Getting the help she needed prepared Katie for having Maximus, who she describes as “a very happy, healthy, boisterous boy”.
“When we bought our home three years ago, I was pregnant with the first baby. I guess you could say the house felt empty,” she says. “Now, having Maximus in the house, he’s just brought so much love, warmth and light into our home. I’m so grateful that he’s here.”
‘I felt disbelief when he was born – and that disbelief has stayed with me’
“The rainbow baby concept is lovely and, as a symbol, it gives people still trying to get there a lot of hope,” says Beth Malory, 31, based near Lancaster. “But it can overwhelm the reality and make women feel guilty or ungrateful for expressing that they may still be struggling. We are still bereaved parents, at the end of the day.”
In 2020, Beth gave birth to her son Oliver, who was her 11th pregnancy. She is being treated for PTSD after suffering multiple losses.
Beth fell pregnant quickly after getting married in 2015. But within 18 months, she experienced four miscarriages, including the later stage miscarriage of her son, James. She was diagnosed with a blood clotting disorder and treated at Tommy’s St Mary’s Hospital in Paddington, enabling her to give birth to a healthy boy, Sebastian, in 2017.
When the couple tried for a sibling for Sebastian, tragically, they learned the “worst was yet to come”. In the years that followed, Beth had five more miscarriages, including two later miscarriages, who she named Grace and Faith. She was diagnosed with CHI. After nine losses, the couple were about to give up when Beth found out she was pregnant again. She received specialist CHI treatment and gave birth to Oliver in March 2020, the day the UK went into lockdown.

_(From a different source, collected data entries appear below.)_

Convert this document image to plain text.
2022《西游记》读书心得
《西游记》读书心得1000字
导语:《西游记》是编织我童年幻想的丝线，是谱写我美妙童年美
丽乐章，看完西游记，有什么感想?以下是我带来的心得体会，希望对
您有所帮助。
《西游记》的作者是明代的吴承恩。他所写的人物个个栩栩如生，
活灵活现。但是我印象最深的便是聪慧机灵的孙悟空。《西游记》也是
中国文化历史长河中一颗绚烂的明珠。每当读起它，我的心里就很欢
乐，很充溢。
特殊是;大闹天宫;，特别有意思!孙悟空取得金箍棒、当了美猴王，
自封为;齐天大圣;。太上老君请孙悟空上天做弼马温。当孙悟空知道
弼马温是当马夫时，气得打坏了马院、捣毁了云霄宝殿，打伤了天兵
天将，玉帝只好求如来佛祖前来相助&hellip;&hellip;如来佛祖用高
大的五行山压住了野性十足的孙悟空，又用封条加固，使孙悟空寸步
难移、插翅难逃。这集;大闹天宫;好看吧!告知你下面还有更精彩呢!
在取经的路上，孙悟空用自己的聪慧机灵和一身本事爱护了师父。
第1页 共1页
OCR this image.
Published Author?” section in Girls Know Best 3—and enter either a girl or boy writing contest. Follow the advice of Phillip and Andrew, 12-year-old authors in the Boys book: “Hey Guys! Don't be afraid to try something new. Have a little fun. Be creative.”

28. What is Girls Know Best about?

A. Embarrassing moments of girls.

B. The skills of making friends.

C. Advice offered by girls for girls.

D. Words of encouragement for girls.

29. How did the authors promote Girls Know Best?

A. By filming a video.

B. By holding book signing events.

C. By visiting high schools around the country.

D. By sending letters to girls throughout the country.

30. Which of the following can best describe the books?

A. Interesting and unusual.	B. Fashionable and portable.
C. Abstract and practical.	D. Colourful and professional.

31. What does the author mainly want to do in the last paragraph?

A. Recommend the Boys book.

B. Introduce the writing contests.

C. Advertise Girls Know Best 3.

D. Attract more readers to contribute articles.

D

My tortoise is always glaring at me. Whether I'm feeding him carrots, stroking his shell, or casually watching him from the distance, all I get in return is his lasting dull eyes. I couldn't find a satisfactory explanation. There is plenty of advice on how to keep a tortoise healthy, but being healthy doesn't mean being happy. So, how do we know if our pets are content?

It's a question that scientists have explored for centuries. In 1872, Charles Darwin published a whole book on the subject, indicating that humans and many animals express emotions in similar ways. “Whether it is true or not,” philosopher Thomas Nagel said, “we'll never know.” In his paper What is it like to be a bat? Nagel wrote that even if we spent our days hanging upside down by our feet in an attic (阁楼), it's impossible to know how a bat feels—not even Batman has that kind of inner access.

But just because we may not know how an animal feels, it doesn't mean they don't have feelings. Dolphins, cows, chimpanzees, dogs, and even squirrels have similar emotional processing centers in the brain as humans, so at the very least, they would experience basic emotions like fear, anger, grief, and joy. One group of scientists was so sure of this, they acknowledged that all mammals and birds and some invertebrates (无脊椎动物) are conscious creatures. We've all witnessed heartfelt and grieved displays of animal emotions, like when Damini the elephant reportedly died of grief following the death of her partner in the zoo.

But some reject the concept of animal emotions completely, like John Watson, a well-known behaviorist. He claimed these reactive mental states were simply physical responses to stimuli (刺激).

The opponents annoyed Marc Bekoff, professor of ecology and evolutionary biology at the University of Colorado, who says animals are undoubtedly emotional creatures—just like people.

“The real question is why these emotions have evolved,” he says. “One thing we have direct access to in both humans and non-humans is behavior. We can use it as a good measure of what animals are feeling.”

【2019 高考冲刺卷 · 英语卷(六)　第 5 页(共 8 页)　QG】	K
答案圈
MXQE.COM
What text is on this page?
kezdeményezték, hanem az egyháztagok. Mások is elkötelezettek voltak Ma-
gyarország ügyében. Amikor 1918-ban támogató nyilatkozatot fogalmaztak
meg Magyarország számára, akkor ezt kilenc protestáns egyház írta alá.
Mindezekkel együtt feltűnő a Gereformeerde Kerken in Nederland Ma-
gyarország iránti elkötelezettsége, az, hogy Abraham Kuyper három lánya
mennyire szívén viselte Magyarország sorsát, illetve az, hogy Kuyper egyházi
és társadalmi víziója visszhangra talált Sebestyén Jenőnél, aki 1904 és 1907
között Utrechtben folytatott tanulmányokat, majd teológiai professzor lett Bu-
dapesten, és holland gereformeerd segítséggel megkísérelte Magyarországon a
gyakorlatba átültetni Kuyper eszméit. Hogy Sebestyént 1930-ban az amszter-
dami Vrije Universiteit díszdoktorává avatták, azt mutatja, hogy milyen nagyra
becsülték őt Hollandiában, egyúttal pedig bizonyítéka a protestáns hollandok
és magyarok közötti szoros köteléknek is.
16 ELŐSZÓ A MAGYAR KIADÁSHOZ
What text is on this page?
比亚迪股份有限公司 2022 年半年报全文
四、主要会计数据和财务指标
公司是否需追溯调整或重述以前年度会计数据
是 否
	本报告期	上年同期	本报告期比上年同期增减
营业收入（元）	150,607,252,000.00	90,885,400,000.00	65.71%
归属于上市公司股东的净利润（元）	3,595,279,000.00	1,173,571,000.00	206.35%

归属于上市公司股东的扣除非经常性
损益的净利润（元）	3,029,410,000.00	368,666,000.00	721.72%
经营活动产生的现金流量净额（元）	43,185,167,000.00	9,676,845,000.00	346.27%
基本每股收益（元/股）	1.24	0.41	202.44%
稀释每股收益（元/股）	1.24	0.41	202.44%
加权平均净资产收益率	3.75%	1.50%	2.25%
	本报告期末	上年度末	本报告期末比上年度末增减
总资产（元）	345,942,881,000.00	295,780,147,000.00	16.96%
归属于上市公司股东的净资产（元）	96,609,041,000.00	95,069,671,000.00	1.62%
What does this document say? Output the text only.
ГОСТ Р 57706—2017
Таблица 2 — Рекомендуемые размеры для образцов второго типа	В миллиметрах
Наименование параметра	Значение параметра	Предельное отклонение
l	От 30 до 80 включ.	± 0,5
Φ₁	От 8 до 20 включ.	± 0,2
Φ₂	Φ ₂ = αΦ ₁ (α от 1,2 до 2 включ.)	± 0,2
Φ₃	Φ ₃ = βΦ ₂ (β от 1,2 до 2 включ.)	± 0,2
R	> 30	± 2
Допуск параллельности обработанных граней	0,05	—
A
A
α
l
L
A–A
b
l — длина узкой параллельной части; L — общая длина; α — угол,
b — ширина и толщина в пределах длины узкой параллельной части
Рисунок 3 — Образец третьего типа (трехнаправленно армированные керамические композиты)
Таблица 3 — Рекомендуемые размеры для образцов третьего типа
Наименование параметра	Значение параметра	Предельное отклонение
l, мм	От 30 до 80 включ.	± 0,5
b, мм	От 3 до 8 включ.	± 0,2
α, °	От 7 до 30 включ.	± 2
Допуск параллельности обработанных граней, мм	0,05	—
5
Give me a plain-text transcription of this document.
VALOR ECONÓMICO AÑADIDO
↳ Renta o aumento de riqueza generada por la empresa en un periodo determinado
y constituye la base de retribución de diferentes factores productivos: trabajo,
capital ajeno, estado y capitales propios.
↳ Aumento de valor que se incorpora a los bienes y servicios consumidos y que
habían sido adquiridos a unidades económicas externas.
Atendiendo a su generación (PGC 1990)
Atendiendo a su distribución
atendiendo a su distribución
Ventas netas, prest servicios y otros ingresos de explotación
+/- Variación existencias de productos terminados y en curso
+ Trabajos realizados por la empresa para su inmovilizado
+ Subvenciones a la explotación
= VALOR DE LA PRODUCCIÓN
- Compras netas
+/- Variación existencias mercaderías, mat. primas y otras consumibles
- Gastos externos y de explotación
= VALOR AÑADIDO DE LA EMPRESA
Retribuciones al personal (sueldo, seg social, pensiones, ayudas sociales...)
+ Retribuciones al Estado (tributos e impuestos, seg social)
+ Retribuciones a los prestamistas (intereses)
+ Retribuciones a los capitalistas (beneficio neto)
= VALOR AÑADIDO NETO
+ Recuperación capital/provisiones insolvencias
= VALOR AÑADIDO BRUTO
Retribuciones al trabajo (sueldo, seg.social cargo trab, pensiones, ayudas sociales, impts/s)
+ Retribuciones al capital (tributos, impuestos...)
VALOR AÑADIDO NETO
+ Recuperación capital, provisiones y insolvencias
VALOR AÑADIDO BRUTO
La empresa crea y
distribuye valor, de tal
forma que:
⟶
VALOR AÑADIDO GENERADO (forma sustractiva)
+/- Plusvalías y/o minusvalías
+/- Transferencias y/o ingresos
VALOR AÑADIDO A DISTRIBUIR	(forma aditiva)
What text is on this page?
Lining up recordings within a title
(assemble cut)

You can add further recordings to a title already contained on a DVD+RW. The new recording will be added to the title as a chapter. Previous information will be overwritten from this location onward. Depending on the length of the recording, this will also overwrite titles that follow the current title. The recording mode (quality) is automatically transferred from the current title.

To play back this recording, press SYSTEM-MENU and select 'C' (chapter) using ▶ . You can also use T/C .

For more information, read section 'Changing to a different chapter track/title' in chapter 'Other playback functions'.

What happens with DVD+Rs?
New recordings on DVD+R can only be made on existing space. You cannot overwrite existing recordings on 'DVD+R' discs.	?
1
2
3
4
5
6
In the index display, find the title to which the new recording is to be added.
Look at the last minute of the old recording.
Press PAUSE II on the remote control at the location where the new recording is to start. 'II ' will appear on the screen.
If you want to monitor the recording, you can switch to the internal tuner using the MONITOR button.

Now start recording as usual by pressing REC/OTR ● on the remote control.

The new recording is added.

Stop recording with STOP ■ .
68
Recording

“I felt disbelief when he was born – and that disbelief has stayed with me,” she says. “It’s really difficult to get to a place where you think ‘I’m going to get to keep this one’. When I think about having him here for Christmas, my brain still wonders: ‘will he still be here then?’. Just because he’s out now, it doesn’t mean you can turn off that doubt.”
Beth wants to tell Sebastian and Oliver about their lost siblings when they’re older, but says experiencing nine losses makes it harder to navigate.
“You know when people go to the beach and write their baby’s names in the sand? That’s lovely, but when you’ve had nine of them, it’s a bit unmanageable,” she says. “And having mementoes around the house... there are a lot of things we could put up, but where does it end? It would take over the living room.
“We got to name the later ones and know the gender, but I don’t feel like we should honour them any more than the other ones, just because they made it further, so that’s something I struggle with.”
There’s a “hierarchy of grief” surrounding miscarriage and stillbirth, adds Beth.
“There’s fantastic care for women who’ve experienced stillbirth, but really inadequate care for women who go through miscarriages at all stages,” she says. “If you’ve got hopes and dreams for that baby and you’ve assigned them a personality in your mind, you will experience distress whenever you lose them.”
Beth describes a “dual guilt” that comes with having a rainbow baby; she feels guilty about not enjoying Sebastian and Oliver more, but also guilty about the babies she’s lost. “You have a lot of guilt that you were able to get this baby to this point, but not those babies that you lost,” she says.
While she processes the grief alongside parenting, she wants to ensure her other children are never forgotten. “You don’t want to stop talking about your other baby or babies, just because this one is okay,” she says. “It is something we need to talk about.”